Тяжелая монотонная работа опустошает, отупляет, выветривает чувства. Мой марш-бросок тоже отупляющ и опустошающ. Идешь и все время думаешь, когда же, наконец, будешь у цели. Но эта сосредоточенность на дороге не благо, потому что она делает надоедливой твою затею. А дорога не только связывает город с городом, село с селом. Это путь от сердца к сердцу. Дорога — это всегда путь домой, где бы ты ни находился. А путь домой — самый приятный. Дорога — это тоже оберег от одиночества. И даже если ты остаешься совсем один, сделай так, чтобы тебя незримо сопровождали люди, которые для тебя — словно маяки в штормовом неспокойном море.

 

Мне вспомнилась школа. Наших родителей, у кого за плечами ликбез (были такие курсы грамотности), можно было причислять к выпускникам колледжа, ну а образование в два класса приравнивалось чуть ли не к высшему. К счастливцам шли и днем, и ночью — кто справку сочинить, кто письмо к властям. Грамотность ценилась высоко. Школа воспринималась не как какое-то казенное учреждение, а как храм, куда ходят причаститься, исповедоваться. Это трепетное отношение к образованию передалось и нам.

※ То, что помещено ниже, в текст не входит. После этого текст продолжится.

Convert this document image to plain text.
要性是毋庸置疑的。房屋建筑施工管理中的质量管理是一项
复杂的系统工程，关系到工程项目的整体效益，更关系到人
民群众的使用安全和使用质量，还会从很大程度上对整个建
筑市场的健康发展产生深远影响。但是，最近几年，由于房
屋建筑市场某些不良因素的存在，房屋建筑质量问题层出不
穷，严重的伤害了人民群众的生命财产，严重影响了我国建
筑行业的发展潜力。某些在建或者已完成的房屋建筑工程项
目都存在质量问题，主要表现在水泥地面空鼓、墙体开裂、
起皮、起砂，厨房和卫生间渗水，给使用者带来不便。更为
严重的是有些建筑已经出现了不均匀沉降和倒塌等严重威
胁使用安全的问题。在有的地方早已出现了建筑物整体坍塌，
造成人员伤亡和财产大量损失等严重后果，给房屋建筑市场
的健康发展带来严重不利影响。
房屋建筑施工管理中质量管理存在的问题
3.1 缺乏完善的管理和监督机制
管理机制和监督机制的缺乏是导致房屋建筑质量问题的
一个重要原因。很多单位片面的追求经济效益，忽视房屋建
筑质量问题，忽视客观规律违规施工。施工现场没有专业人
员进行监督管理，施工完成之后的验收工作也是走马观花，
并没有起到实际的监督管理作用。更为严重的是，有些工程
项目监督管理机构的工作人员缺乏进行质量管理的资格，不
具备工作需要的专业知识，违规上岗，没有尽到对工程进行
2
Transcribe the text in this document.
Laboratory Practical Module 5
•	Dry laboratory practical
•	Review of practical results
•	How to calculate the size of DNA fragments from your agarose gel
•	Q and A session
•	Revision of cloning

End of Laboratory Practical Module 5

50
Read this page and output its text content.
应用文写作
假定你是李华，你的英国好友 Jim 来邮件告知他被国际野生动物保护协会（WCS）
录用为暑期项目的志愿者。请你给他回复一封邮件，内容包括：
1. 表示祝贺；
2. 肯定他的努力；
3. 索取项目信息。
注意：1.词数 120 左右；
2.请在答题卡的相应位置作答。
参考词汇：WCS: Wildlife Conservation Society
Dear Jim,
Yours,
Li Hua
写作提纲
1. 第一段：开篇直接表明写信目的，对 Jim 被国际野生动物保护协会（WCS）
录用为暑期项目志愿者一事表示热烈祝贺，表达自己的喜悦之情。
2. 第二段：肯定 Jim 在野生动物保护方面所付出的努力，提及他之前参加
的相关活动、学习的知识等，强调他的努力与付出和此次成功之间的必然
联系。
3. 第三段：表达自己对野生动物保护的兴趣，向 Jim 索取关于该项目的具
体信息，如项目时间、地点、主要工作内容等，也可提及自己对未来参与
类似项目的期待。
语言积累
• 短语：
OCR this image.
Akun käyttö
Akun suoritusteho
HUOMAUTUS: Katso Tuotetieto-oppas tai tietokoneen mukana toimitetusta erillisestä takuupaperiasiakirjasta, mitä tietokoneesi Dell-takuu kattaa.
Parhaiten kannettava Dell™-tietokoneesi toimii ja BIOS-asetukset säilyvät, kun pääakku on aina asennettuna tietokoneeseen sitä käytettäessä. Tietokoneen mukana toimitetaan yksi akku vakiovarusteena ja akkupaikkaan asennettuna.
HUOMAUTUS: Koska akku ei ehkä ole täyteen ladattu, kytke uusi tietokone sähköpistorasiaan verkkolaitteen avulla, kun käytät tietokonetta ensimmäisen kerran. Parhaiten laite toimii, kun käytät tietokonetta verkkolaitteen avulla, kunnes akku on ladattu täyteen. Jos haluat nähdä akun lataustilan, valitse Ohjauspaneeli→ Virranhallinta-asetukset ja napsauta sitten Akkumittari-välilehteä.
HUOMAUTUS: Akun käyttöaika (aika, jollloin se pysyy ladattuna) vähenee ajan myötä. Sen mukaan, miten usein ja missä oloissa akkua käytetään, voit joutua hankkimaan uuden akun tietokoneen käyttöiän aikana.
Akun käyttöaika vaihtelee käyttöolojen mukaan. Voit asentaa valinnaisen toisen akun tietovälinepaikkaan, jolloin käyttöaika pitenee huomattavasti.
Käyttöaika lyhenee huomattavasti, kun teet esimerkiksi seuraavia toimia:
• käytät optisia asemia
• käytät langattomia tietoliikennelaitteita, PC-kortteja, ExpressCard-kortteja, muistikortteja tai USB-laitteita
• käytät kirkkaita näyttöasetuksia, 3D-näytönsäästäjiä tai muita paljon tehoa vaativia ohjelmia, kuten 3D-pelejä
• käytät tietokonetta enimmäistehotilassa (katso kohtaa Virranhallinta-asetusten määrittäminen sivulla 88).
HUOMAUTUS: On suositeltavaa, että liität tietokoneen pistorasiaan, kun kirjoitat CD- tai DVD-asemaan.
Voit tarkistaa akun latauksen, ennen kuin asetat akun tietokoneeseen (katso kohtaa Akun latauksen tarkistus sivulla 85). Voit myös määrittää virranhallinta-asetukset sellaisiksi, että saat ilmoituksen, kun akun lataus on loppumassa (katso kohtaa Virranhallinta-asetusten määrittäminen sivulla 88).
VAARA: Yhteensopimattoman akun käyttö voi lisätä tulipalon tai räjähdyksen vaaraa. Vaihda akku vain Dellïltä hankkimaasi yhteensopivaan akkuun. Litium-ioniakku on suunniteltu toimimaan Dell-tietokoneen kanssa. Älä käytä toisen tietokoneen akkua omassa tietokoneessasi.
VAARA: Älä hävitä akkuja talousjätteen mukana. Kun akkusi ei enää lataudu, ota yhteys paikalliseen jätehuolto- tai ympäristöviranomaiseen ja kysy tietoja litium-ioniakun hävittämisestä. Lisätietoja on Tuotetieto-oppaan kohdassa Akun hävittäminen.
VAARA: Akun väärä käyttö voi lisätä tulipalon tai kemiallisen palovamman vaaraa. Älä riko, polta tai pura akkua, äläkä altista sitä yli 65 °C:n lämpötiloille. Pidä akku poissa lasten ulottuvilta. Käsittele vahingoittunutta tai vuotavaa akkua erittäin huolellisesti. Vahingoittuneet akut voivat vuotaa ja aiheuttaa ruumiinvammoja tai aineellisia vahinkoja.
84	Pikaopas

Да, моя школа, построенная по специальному проекту в виде буквы «п», с той лишь разницей, что перекладинка этой самой буквы была широкой, а ножки приземистее, даже отдаленно не напоминающая храм, воспринималась именно как храм. Это единственное в округе здание было крыто дефицитным шифером. Высокие, до потолка (а потолки метра в три), и одновременно узковатые, похожие на готические окна просторных классов были развернуты на юг, на сад и пруд. Оттого-то в наших партах весной гнездились ароматы цветущих груш и яблонь, а осенью — спелых антоновских яблок. Зимой же даже в самые пасмурные, хмурые дни в классах было светло. Нетипичные для наших мест печки-голландки тоже являлись своеобразным украшением классов, хотя надо признать, что в январские дни не спасали от холода и они. Чернила в стеклянных или белого цвета с синими ягодками керамических чернильницах-непроливайках замерзали. Мы занимались в верхней одежде и от письменных заданий были освобождены.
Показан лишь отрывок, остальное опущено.